The present study established a necroptosis model in vitro and investigated the role of HMGB1 in cell necroptosis. A combination of tumor necrosis factor-α and z-VAD-fmk was used to induce necroptosis in L929 cells with necroptosis inhibitor necrostatin-1 applied as an intervention. Flow cytometry and transmission electron microscopy (TEM) were used to measure cell necroptosis. Western blotting assay was applied to detect the expression of receptor-interacting serine/threonine-protein kinase 3 (RIPK3), mixed lineage kinase domain-like pseudokinase (MLKL) and HMGB1. Co-immunoprecipitation (Co-IP) assay was used to confirm the interaction between HMGB1 and RIPK3. Our study demonstrated that HMGB1 migrated from the nucleus to the cytoplasm at the onset of necroptosis and was subsequently released passively to the extracellular matrix. Further experiments determined that the binding of HMGB1 with RIPK3 in the cytoplasm was loose during necroptosis. By contrast, when necroptosis was inhibited, the interaction in the cytoplasm was tight suggesting that this association between HMGB1 and RIPK3 might affect its occurrence. In conclusion, the transfer of HMGB1 from nucleus to cytoplasm, and its interaction with RIPK3 might be potentially involved in necroptosis.
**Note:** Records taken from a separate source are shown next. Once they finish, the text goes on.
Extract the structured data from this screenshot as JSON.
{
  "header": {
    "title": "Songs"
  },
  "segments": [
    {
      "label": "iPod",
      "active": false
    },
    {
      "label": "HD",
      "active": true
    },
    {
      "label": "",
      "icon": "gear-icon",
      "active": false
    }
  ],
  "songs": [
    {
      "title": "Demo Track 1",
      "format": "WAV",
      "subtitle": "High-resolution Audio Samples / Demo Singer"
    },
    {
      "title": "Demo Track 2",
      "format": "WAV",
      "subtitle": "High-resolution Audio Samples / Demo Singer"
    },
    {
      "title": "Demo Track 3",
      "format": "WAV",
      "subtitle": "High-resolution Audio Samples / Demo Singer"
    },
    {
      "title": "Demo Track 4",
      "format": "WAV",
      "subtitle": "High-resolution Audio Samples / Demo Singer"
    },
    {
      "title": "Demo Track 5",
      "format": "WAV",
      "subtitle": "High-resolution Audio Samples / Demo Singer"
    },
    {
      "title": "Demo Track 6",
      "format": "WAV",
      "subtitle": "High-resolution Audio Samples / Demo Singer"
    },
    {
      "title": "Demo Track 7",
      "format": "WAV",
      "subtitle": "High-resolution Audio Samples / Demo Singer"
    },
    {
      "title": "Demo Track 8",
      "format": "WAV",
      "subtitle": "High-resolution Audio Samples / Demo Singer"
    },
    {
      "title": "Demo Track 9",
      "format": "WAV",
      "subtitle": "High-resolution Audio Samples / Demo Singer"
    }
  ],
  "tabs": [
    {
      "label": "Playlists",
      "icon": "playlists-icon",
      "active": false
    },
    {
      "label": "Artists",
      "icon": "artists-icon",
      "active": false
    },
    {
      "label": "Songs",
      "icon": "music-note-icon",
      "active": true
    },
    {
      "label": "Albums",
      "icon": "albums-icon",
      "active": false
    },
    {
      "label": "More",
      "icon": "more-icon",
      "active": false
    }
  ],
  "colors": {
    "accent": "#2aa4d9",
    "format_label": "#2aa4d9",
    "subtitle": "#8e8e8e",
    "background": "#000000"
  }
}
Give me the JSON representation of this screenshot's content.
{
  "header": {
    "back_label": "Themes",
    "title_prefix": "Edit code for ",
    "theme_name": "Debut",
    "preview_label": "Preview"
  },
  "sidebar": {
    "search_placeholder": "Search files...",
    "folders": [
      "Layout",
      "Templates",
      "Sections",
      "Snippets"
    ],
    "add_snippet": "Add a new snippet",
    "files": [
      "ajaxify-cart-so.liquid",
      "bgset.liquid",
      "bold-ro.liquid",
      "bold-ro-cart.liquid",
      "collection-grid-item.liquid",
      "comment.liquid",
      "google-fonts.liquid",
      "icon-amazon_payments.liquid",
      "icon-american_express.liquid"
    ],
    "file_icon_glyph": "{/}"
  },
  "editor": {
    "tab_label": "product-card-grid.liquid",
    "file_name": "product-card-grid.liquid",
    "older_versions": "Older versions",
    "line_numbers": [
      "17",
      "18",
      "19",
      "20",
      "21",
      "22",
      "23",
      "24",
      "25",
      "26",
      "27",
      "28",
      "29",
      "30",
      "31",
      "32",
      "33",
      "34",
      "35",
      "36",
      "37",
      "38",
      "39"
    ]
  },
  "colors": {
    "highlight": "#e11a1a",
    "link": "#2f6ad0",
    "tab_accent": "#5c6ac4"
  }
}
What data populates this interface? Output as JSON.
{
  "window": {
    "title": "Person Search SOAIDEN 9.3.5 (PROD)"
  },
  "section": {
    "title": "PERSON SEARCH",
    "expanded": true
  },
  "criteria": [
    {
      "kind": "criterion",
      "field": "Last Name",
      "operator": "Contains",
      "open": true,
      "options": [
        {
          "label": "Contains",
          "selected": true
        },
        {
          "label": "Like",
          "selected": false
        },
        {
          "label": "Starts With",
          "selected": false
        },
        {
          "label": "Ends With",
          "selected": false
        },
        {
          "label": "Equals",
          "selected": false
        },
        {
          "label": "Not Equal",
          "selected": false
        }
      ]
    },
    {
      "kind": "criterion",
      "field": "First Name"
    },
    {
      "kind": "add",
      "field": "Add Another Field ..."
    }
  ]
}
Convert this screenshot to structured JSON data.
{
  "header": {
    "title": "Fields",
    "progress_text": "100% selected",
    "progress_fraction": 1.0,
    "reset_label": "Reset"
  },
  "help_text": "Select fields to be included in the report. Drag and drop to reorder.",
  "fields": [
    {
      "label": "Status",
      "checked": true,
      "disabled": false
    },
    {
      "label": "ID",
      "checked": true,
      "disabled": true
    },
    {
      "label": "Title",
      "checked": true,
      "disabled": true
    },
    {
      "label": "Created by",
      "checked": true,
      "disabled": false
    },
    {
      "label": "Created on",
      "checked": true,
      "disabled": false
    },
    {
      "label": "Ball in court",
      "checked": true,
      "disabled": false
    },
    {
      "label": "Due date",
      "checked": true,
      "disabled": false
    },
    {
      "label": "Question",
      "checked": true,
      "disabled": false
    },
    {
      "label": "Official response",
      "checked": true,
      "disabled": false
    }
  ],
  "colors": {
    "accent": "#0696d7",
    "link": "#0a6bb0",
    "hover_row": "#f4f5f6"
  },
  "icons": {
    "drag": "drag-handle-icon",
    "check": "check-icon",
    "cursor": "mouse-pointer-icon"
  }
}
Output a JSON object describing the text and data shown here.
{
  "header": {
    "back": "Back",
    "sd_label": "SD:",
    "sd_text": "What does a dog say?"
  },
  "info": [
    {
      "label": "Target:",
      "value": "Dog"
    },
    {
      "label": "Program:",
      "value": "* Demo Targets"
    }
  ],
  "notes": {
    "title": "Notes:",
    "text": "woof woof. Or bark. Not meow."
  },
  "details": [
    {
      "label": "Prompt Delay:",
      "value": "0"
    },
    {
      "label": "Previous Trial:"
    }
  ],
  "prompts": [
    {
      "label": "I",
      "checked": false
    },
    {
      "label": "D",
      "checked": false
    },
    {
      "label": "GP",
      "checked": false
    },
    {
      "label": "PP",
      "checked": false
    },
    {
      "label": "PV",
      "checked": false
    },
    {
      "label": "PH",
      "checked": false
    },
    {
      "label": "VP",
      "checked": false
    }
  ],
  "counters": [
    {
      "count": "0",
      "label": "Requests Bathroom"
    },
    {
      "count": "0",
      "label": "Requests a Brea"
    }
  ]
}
本研究在体外建立了坏死性凋亡模型，并研究了HMGB1在细胞坏死性凋亡中的作用。肿瘤坏死因子-α和z-VAD-fmk的组合用于诱导L929细胞的坏死性凋亡，其中坏死性凋亡抑制剂necrostatin-1用作干预。流式细胞术和透射电子显微镜 (TEM) 用于测量细胞坏死。应用蛋白质印迹法检测受体相互作用的丝氨酸/苏氨酸蛋白激酶 3 (RIPK3)、混合谱系激酶结构域样假激酶 (MLK​​L) 和 HMGB1 的表达。共免疫沉淀 (Co-IP) 测定用于确认 HMGB1 和 RIPK3 之间的相互作用。我们的研究表明，HMGB1 在坏死性凋亡开始时从细胞核迁移到细胞质，随后被动释放到细胞外基质。进一步的实验确定 HMGB1 与 RIPK3 在细胞质中的结合在坏死期间是松散的。相比之下，当坏死性凋亡被抑制时，细胞质中的相互作用很紧密，这表明 HMGB1 和 RIPK3 之间的这种关联可能会影响其发生。总之，HMGB1 从细胞核向细胞质的转移及其与 RIPK3 的相互作用可能与坏死性凋亡有关。